Just about everything had been cleared out by the time (name removed) and I saw the place—photo DSC00028 shows a couple of cardboard boxes that held some Civil Defense forms—essentially “change of address” forms, to let family know that people had survived the civil emergency, and how they could be contacted (I think we brought back a number of these cards for the Archives). There was absolutely nothing else in the place—just six or seven big, empty concrete rooms and a few corridors joining them up. The attached images are the only ones I took—with the spaces involved, and low lighting, it just wasn’t possible to get good pictures, so I didn’t try beyond these two.”

 

I was curious as to whether our particular “shelter” had been referenced anywhere else.  It was.

In September of 2008 an article appeared in The Vancouver Province about how hidden emergency supplies were inaccessible to the public due to municipal leaders being unaware of their existence and whereabouts when an emergency arose.  Here is the specific quote about Medicine Hat:

“It’s Health Canada [that controls the National Emergency Stockpile System] and these turkeys don’t want anybody to know where it is,” Ontario Liberal Sen. Colin Kenny, chairman of the Senate Standing Committee on National Security and Defence, said yesterday.  “In Medicine Hat, the local authorities actually found it and the federal guys came in and moved it to hide it again. They said it was none of their business, it’s the province’s business and the feds do not talk to cities.”

Apparently these stockpiles are not so secret that the government doesn’t talk about them on occasion, such as on their website about the National Stockpile Emergency System.
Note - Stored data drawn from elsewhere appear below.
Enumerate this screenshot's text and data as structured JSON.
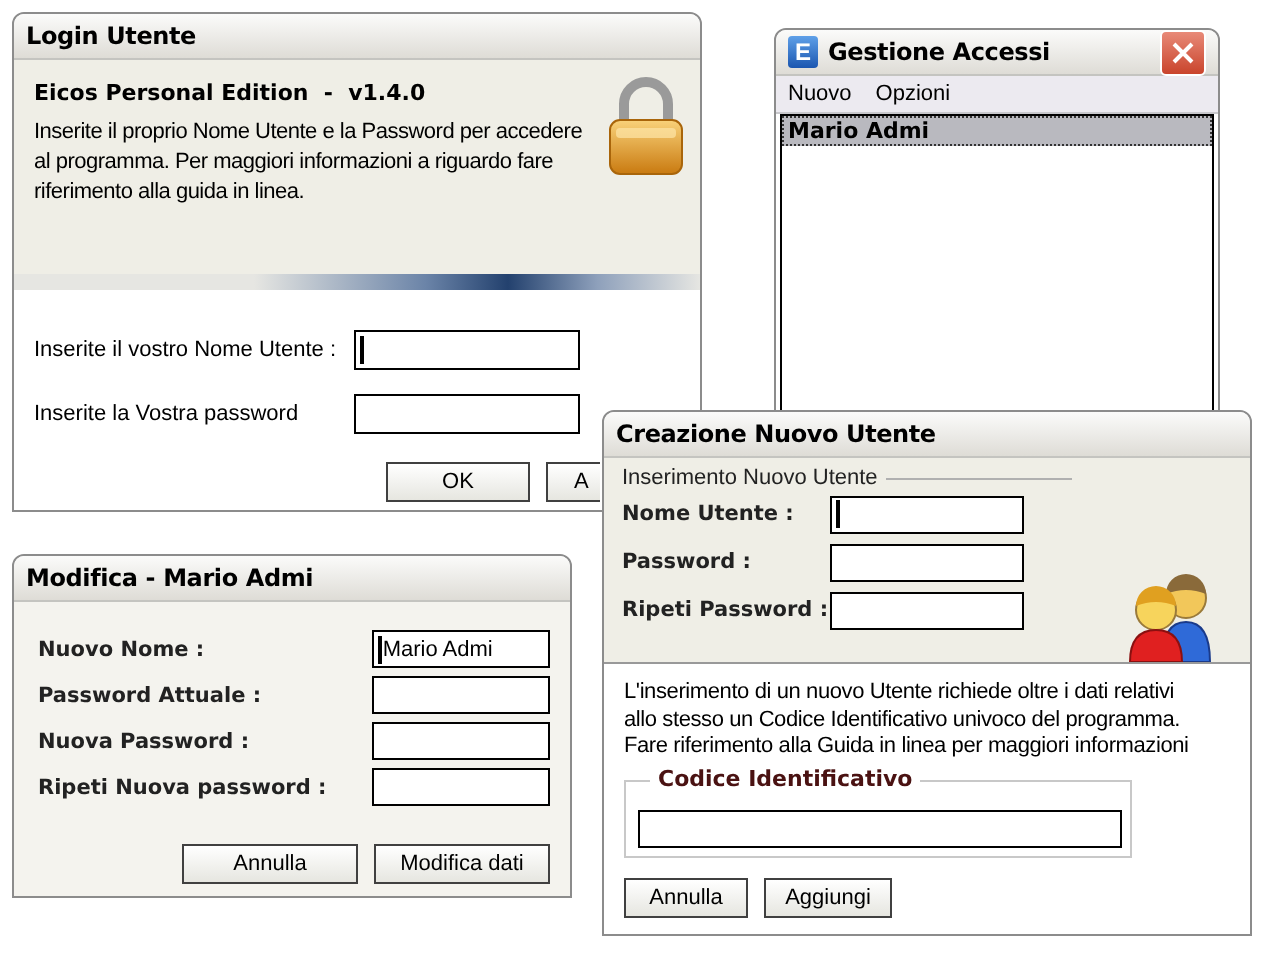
{
  "windows": [
    {
      "kind": "login",
      "title": "Login Utente",
      "heading": "Eicos Personal Edition  -  v1.4.0",
      "description": "Inserite il proprio Nome Utente e la Password per accedere al programma. Per maggiori informazioni a riguardo fare riferimento alla guida in linea.",
      "fields": [
        {
          "label": "Inserite il vostro Nome Utente :",
          "focused": true
        },
        {
          "label": "Inserite la Vostra password",
          "focused": false
        }
      ],
      "buttons": [
        "OK",
        "A"
      ]
    },
    {
      "kind": "list",
      "title": "Gestione Accessi",
      "icon_label": "E",
      "menu": [
        "Nuovo",
        "Opzioni"
      ],
      "items": [
        {
          "label": "Mario Admi",
          "selected": true
        }
      ]
    },
    {
      "kind": "edit",
      "title": "Modifica - Mario Admi",
      "fields": [
        {
          "label": "Nuovo Nome :",
          "value": "Mario Admi",
          "focused": true
        },
        {
          "label": "Password Attuale :",
          "focused": false
        },
        {
          "label": "Nuova Password :",
          "focused": false
        },
        {
          "label": "Ripeti Nuova password :",
          "focused": false
        }
      ],
      "buttons": [
        "Annulla",
        "Modifica dati"
      ]
    },
    {
      "kind": "create",
      "title": "Creazione Nuovo Utente",
      "section": "Inserimento Nuovo Utente",
      "fields": [
        {
          "label": "Nome Utente :",
          "focused": true
        },
        {
          "label": "Password :",
          "focused": false
        },
        {
          "label": "Ripeti Password :",
          "focused": false
        }
      ],
      "note": "L'inserimento di un nuovo Utente richiede oltre i dati relativi allo stesso un Codice Identificativo univoco del programma. Fare riferimento alla Guida in linea per maggiori informazioni",
      "group": {
        "title": "Codice Identificativo"
      },
      "buttons": [
        "Annulla",
        "Aggiungi"
      ]
    }
  ]
}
You can also see a Federal review of emergency preparedness for Medicine Hat (it’s a bit dated, mind you) on the Emergency Preparedness of Canada report to the Standing Senate Committee on National Security and Defence in 2008. Medicine Hat is in Volume 3.  The person preparing the report must have had a sense of humour, because the subtitle of the report is “How the fine arts of bafflegab and procrastination hobble the people who will be trying to save you when things get really bad… “

My question is then: Who knows where these stockpiles are and how will we access them in an emergency, if leading municipal officials don’t know anything about them?

So there you have it, a tidbit of local history that you may not have known about; do with it as you will. I’ll let you take what you like from this story: conspiracy theories, government cover-ups, etc. 😉

Many thanks to Angus Henderson, Tim McShane & Philip Pype for their help with gathering local information about this story.